Selling, general and administrative expenses increased by $2.0 million and $3.9 million or by 39% and 35%, respectively, during the three-month period and six-month period, respectively, ended August 29, 2010 compared to last fiscal year s comparable periods. These expenses, measured as percentages of sales, increased to 13.3% during the three months ended August 29, 2010 from 12.2% during last fiscal year s comparable period but declined to 13.2% during the six months ended August 29, 2010 compared to 14.0% during last year s comparable period. The increases in these expenses during the 2011 fiscal year periods were attributable primarily to increases in freight costs and commissions, which vary with shipments, and increases in legal fees and expenses.
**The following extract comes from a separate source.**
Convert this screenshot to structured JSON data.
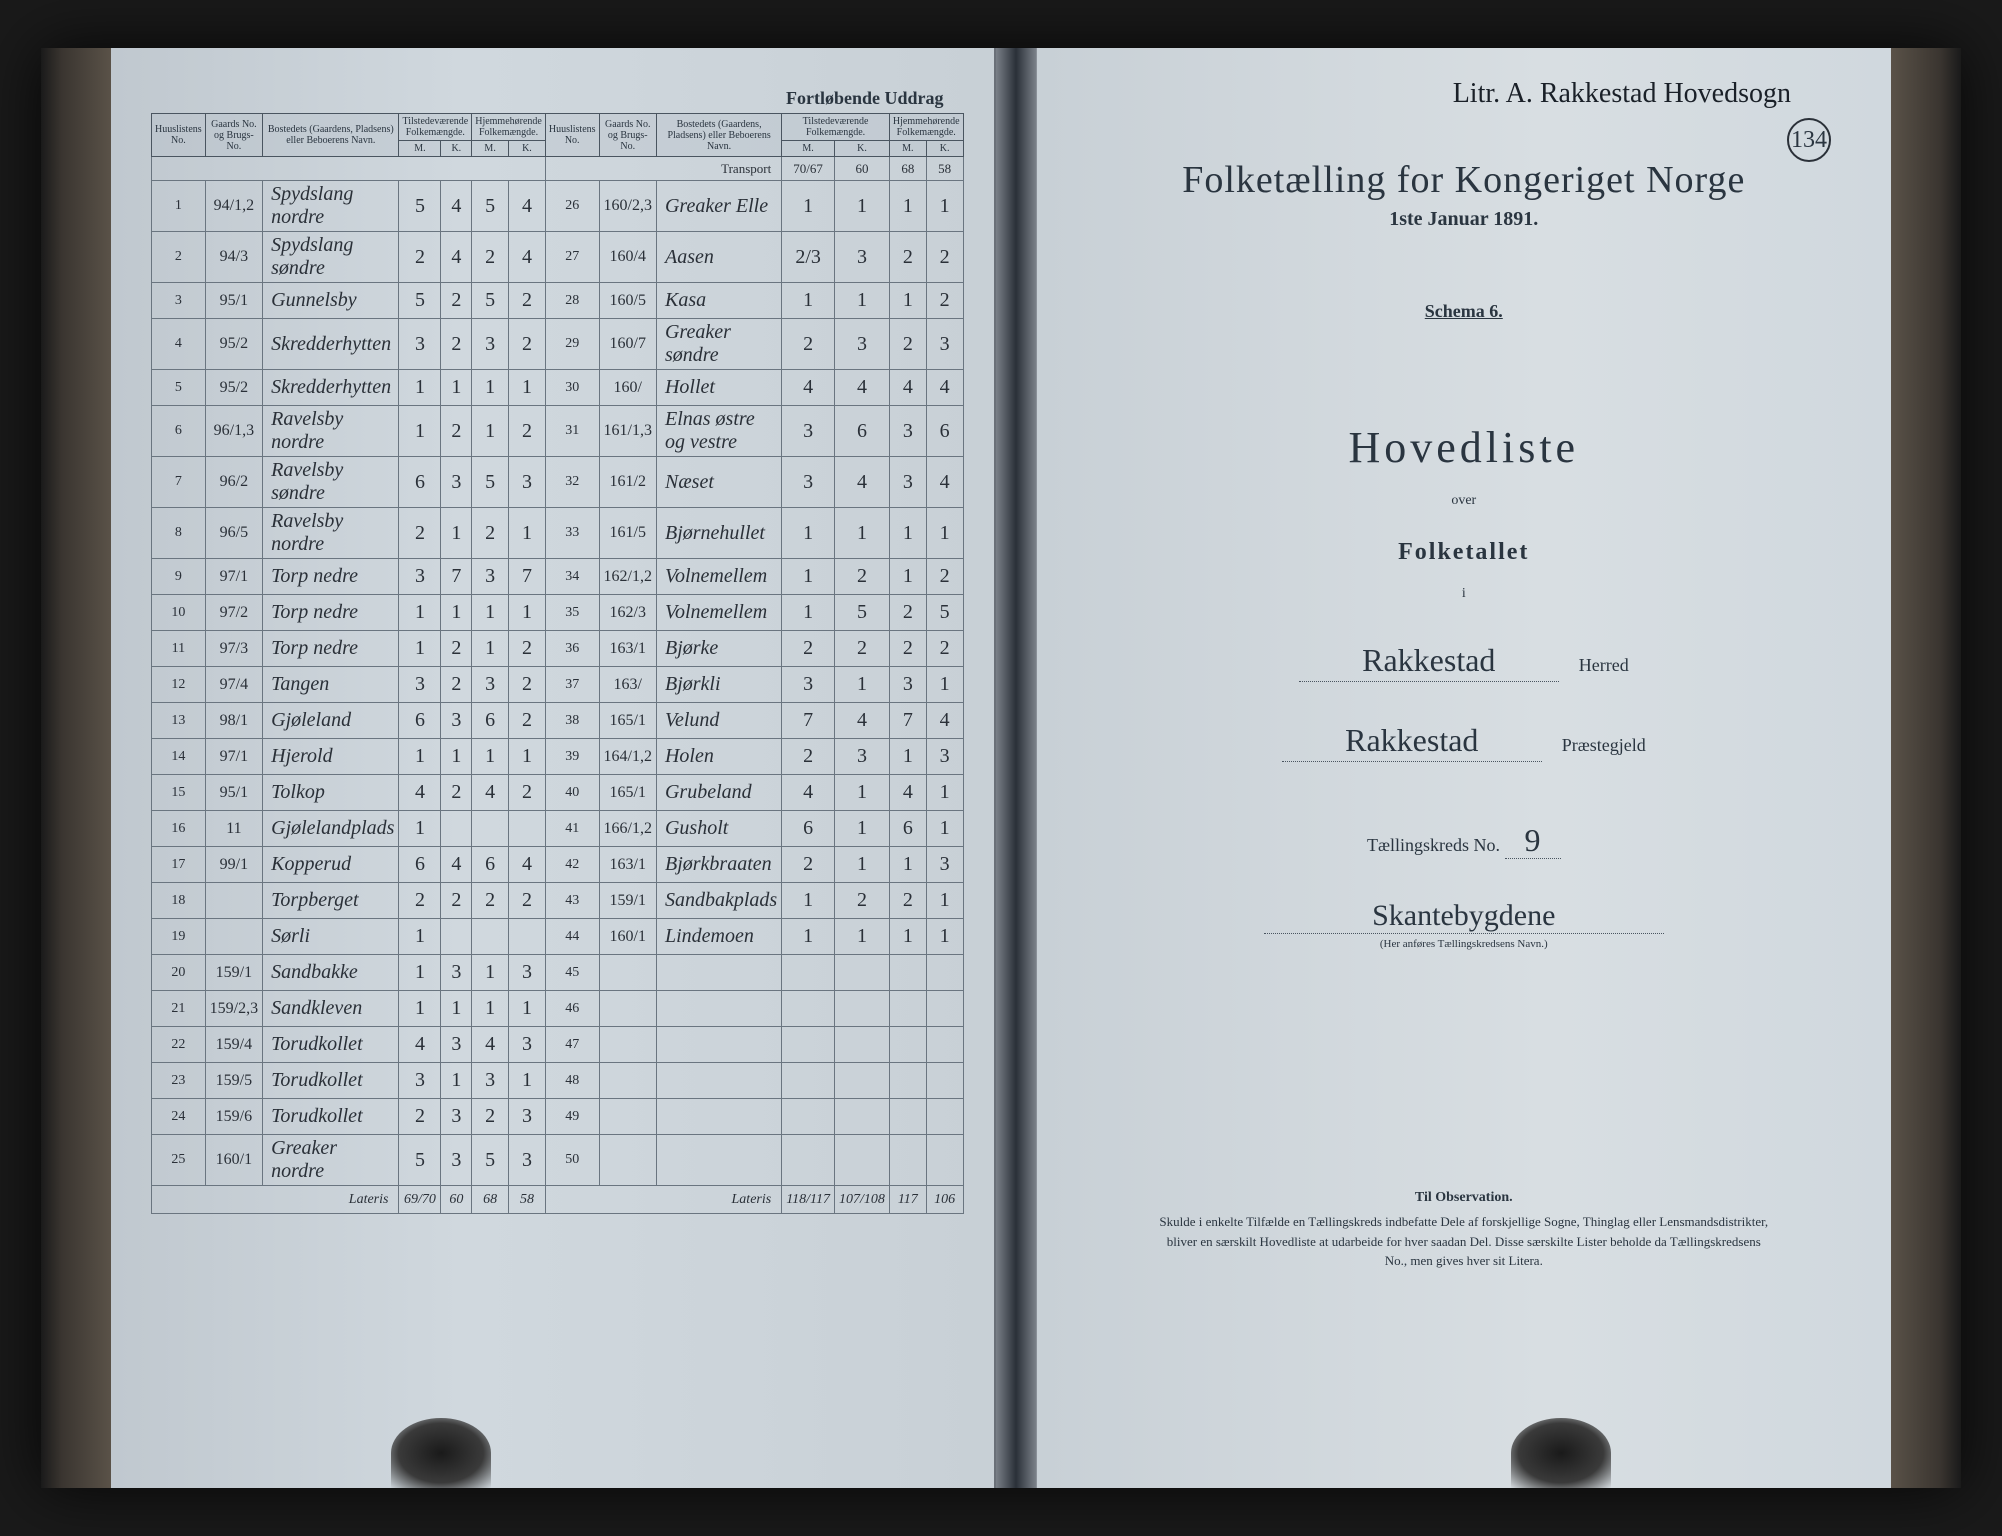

Stock option expenses were $0.3 million and $0.6 million, respectively, for the three-month and six-month periods ended August 29, 2010 and $0.3 million and $0.6 million, respectively, for the three-month and six-month periods ended August 30, 2009.

The Company s effective income tax rates for the three-month and six-month periods ended August 29, 2010 were 16.4% and 18.8%, respectively, compared to effective income tax rates of 20.1% and 21.2%, respectively, for the three-month and six-month periods ended August 30, 2009. The lower effective income tax rates for the three-month and six-month periods ended August 29, 2010 were primarily the results of higher taxable income in jurisdictions with lower income tax rates.